Durante lo sviluppo del mio progetto di ricerca con lo Space Robotics Lab sono stato circondato da persone provenienti da tutto il mondo. Il professore a capo del laboratorio e molti colleghi erano ovviamente giapponesi, ma la mia professoressa referente era di origini indiane, i miei “compagni di laboratorio” venivano dalla Germania, da Singapore, e dall’america… e la lista sarebbe molto lunga. Altri team collaboravano con istituti di ricerca provenienti da altre parti del mondo (come l’Italiana IIT), attraverso incontri online settimanali per scambiare idee e nuove scoperte. Quasi ogni settimana dovevo partecipare e presentare degli aggiornamneti in meeting del mio team (il “Rover Team”), e altri con tutti i membri del laboratorio (composto da 6 team). Questo è stato sicuramente impegnativo a volte, ma molto stimolante, e mi ha permesso di migliorare nella preparazione ed esposizione di presentazioni, e nella coordinazione in grandi gruppi di ricerca.

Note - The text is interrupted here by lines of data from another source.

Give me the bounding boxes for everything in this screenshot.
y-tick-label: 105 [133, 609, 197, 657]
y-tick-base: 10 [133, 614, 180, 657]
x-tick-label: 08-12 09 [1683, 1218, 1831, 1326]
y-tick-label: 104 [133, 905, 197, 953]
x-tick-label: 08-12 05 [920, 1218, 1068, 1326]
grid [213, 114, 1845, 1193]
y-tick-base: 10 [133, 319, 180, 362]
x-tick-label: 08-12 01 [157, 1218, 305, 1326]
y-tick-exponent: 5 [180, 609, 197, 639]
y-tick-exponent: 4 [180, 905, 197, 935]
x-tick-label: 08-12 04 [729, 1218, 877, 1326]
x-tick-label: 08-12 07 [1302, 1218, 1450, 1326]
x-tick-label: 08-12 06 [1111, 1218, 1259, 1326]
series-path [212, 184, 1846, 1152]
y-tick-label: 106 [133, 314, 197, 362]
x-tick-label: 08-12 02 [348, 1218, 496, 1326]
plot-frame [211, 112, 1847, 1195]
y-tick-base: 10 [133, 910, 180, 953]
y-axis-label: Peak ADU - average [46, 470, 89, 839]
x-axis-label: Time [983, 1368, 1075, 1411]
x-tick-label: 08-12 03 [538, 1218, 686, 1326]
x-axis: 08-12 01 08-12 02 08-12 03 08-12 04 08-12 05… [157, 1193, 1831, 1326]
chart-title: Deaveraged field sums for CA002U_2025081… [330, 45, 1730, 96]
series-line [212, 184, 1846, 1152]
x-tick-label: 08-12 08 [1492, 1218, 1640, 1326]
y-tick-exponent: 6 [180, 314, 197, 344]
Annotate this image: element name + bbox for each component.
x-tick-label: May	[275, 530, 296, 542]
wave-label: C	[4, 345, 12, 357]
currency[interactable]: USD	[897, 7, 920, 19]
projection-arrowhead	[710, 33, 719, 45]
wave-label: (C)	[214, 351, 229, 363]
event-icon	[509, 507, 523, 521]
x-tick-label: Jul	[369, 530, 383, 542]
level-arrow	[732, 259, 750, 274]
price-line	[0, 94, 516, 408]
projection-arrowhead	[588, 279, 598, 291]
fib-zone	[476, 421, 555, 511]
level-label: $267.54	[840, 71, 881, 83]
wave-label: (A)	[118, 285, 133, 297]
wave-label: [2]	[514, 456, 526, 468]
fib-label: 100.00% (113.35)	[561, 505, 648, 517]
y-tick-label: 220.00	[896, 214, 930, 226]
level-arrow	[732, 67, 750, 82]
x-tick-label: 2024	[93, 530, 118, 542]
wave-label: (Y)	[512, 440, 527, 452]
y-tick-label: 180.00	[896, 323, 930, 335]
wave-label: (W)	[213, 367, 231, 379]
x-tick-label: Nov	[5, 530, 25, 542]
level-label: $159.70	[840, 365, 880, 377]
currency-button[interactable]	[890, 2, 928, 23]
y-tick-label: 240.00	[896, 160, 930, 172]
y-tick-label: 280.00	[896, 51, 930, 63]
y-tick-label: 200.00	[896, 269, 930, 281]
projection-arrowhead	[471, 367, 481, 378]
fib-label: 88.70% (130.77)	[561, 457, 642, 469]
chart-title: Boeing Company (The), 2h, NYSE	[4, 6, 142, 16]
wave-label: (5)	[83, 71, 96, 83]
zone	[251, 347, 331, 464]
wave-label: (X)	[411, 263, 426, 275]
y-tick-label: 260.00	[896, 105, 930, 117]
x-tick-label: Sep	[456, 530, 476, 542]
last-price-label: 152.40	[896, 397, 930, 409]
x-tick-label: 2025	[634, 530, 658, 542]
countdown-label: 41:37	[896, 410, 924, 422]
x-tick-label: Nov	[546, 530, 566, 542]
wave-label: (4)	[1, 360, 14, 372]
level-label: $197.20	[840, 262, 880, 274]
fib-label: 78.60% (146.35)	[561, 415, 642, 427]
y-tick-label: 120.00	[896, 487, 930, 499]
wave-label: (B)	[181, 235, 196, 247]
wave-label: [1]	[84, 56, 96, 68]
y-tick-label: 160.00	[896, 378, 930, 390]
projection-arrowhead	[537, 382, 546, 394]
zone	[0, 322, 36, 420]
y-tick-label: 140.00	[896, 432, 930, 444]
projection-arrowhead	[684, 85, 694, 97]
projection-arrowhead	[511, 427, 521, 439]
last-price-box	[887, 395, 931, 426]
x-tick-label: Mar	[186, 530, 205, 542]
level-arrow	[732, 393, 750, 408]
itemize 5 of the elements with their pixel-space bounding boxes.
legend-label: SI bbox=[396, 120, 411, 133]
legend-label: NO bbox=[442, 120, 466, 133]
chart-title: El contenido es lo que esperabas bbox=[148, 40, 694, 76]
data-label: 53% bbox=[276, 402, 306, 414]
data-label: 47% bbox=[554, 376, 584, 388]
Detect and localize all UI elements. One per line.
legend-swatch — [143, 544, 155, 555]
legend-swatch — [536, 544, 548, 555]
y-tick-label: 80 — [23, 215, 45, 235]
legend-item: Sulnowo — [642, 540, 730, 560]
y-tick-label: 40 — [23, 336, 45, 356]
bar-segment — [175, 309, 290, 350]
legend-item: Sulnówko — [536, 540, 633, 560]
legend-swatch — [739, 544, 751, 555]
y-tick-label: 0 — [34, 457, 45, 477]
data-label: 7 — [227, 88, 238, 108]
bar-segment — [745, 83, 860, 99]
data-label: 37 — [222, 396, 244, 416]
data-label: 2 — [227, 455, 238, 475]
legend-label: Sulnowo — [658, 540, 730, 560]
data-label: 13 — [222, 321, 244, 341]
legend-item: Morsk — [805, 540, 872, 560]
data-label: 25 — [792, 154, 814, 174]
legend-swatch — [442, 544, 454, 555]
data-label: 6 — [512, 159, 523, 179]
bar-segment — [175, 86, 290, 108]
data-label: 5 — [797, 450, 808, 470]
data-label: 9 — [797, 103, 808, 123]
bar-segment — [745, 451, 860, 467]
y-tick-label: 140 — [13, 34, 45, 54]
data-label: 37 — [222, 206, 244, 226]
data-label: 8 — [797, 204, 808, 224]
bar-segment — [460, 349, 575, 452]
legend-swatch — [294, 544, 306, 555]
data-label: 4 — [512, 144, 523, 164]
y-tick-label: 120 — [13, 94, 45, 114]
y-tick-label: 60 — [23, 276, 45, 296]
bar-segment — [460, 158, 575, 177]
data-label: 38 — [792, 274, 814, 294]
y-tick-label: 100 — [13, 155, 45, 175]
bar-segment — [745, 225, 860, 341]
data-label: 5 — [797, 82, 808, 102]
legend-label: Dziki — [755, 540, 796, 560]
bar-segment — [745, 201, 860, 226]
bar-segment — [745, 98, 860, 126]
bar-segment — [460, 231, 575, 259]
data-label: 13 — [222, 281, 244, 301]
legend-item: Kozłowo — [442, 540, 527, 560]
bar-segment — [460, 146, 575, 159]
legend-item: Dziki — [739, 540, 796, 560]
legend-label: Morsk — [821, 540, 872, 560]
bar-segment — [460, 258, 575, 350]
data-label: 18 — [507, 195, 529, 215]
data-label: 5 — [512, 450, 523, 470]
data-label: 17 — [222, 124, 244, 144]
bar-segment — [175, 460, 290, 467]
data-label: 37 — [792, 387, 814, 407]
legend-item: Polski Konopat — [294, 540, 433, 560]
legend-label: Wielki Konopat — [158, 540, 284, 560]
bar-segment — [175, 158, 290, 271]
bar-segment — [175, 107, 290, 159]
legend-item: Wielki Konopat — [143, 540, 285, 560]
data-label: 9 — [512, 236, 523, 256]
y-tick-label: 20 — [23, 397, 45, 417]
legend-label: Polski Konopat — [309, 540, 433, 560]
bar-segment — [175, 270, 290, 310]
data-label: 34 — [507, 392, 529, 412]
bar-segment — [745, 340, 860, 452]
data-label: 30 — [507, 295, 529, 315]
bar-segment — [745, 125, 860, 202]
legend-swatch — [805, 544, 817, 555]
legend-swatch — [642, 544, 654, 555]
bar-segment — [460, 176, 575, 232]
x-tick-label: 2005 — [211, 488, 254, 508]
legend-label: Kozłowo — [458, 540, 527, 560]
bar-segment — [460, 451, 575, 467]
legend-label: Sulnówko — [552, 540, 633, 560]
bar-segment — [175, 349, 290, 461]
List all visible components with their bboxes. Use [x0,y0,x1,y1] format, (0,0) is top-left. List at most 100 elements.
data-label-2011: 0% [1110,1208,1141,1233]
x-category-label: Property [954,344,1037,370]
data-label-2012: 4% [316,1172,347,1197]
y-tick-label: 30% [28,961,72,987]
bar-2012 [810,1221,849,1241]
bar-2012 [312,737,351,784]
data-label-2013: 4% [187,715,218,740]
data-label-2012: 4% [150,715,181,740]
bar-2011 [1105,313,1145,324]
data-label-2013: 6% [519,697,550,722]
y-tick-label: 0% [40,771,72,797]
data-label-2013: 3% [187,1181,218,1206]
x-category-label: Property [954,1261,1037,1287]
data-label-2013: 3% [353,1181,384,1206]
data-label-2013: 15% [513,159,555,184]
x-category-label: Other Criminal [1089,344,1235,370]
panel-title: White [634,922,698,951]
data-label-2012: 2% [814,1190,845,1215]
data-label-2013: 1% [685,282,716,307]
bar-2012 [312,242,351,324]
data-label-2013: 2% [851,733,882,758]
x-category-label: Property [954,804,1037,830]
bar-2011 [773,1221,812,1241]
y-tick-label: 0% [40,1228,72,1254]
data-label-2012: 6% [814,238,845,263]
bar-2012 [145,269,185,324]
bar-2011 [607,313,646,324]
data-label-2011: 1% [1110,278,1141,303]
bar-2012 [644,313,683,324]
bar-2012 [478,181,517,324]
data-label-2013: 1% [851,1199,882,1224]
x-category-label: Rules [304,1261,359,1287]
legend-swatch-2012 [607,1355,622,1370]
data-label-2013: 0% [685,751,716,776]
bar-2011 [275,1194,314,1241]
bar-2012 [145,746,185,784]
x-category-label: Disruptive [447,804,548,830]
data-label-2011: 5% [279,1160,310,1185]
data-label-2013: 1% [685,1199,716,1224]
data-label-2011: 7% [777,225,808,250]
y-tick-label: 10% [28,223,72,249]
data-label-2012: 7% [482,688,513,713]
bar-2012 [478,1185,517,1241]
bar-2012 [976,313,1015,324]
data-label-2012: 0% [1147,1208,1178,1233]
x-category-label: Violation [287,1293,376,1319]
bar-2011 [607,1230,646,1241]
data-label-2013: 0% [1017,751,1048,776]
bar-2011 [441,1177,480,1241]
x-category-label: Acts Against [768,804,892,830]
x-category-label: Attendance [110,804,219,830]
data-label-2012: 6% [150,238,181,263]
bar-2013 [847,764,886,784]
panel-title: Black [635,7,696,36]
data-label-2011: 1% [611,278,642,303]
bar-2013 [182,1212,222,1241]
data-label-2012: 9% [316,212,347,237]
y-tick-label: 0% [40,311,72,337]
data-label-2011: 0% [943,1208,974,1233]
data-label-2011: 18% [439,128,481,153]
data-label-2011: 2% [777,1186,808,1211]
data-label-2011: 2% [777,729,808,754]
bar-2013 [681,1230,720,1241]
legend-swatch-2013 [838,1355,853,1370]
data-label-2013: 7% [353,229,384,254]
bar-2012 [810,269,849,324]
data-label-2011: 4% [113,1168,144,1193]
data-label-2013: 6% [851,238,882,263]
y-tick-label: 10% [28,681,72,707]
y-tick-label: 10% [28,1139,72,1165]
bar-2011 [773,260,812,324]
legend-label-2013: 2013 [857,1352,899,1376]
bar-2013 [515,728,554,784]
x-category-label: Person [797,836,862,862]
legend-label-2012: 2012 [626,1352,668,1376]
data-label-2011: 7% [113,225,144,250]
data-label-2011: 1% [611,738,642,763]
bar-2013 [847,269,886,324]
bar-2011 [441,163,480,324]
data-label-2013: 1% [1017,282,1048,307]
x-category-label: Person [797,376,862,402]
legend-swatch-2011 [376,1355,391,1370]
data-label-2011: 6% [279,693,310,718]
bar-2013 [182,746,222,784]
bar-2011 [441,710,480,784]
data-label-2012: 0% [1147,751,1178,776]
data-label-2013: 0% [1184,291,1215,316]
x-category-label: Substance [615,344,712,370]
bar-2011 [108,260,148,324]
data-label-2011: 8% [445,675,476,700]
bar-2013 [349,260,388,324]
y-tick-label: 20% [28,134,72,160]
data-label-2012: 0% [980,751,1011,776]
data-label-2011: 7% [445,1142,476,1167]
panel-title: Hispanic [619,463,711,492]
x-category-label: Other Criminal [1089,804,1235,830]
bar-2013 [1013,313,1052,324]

Inoltre, alla fine dello scambio, tutti gli studenti stranieri hanno dovuto presentare i risultati della loro ricerca, in una vera e propria conferenza scientifica.
Dal punto di vista personale, quali sono state le sfide maggiori che hai affrontato durante il periodo all’estero e in che modo pensi che abbiano influito sulla tua crescita, sia accademica sia umana?
Le differenze culturali e linguistiche potranno essere un grande ostacolo all’inizio, soprattuto se si decide di andare in luoghi molto distanti dallo stile di vita europeo. Inizialmente sono stato preoccupato anche da quanto la mia futura città, Sendai, mi sembrasse isolata (probabilmente adesso la stai cercando online, non essendo molto famosa fuori dal Giappone). Inoltre la possibilità di trovare una didattica completamente diversa faceva parte della lista del “ma siamo sicuri?”. Tutte queste paure si sono trasformate in delle occasioni di crescita come persona, e come studente. La distanza di Sendai dale gigantesche metropoli giapponesi mi ha permesso di vivere il paese nella sua intimità, e col tempo mi sono sentito parte di quella cultura. Le differenze nella tipologia delle lezioni e degli esami mi ha permesso di avere un approccio diverso allo studio, più improntato alla pratica e alla ricerca di fonti di studio supplementari. Questo mi ha insegnato ad usare al meglio le risorse a disposizione e ad applicare al meglio ciò che studiavo attraverso esempi pratici.
Consiglieresti questa esperienza ad altri studenti di Automation and Control Engineering? Quali aspetti ritieni più rilevanti da considerare prima di intraprendere un percorso di mobilità internazionale?
Questa esperienza mi ha aperto tantissime strade, e mi ha mostrato la bellezza di ciò che studiamo, a volte senza capirne il perchè. Ritengo che intraprendere un viaggio in un luogo molto distante come il Giappone possa fare paura, ma il coraggio sarà ripagato in molti modi. Se dovessi tornare indietro, rifarei questo scambio senza alcun dubbio, e non potrei essere più convinto nel consigliarlo. E’ importante però notare che il programma di scambio va ben preso in considerazione durante la scelta della meta. Nel mio caso, più che uno studente ero un vero ricercatore dell’università, per questo motivo partire l’ultimo semestre della magistrale è stato importante. Le conoscenze con cui sono arrivato lì sono state fondamentali per sfruttare al meglio le opportunità che l’università partner aveva da offire. Per questo motivo penso che bisogni scegliere la propria meta consapevoli del programma di scambio e delle specialità dell’università, ma anche delle proprie passioni e interessi. Io appassionato alla robotica, e affascinato dalla cultura giapponese ormai da molti anni, ho vissuto in un sogno.